Tampa Bay will pick at the 2010 NHL entry draft in Los Angeles, California.

| Round | Pick | Player | Position | Nationality | Club Team |
|---|---|---|---|---|---|
| 1 | 6 | Brett Connolly | RW | Canada | Prince George Cougars (WHL) |
| 3 | 63 (from Florida via Los Angeles) | Brock Beukeboom | D | Canada | Sault Ste.
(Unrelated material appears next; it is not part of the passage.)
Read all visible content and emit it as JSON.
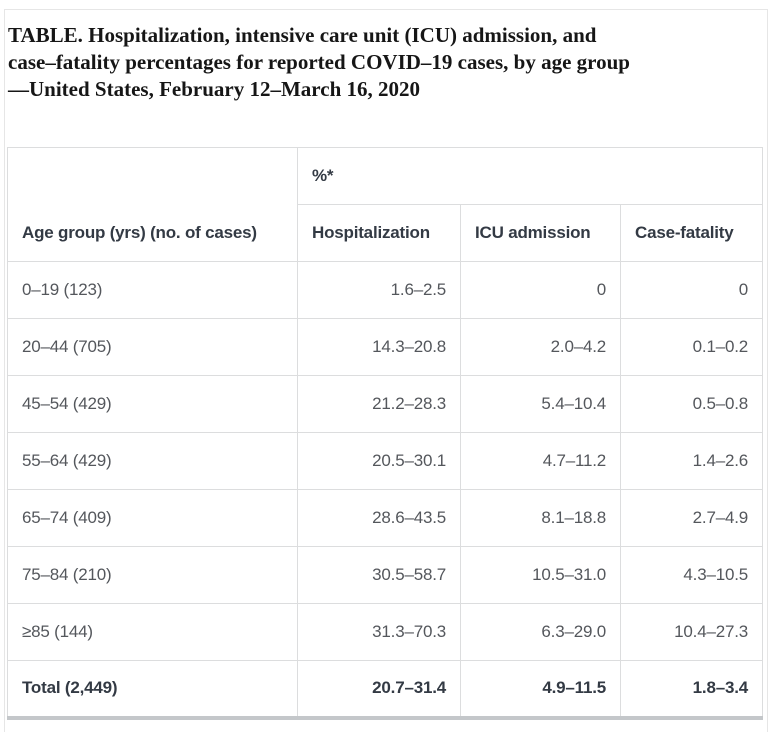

Marie Greyhounds (OHL) |
| 3 | 66 | Radko Gudas | D | Czech Republic | Everett Silvertips (WHL) |
| 3 | 72 (from Anaheim) | Adam Janosik | D | Slovakia | Gatineau Olympiques (QMJHL) |
| 4 | 96 | Geoffrey Schemitsch | D | Canada | Owen Sound Attack (OHL) |
| 4 | 118 (from San Jose) | James Mullin | C/RW | United States | Shattuck-Saint Mary's (USHS-MN) |
| 6 | 156 | Brendan O'Donnell | C | Canada | Winnipeg South Blues (MJHL) |
| 7 | 186 | Teigan Zahn | D | Canada | Saskatoon Blades (WHL) |

== See also ==
- 2010–11 NHL season

== Farm teams ==

=== Norfolk Admirals ===
The Lightnings' American Hockey League affiliate will remain to be the Norfolk Admirals in the 2010–11 season.

=== Florida Everblades ===
The Florida Everblades of the ECHL and the Lightning entered a one-year affiliation agreement for the 2010–11 season on July 29, 2010.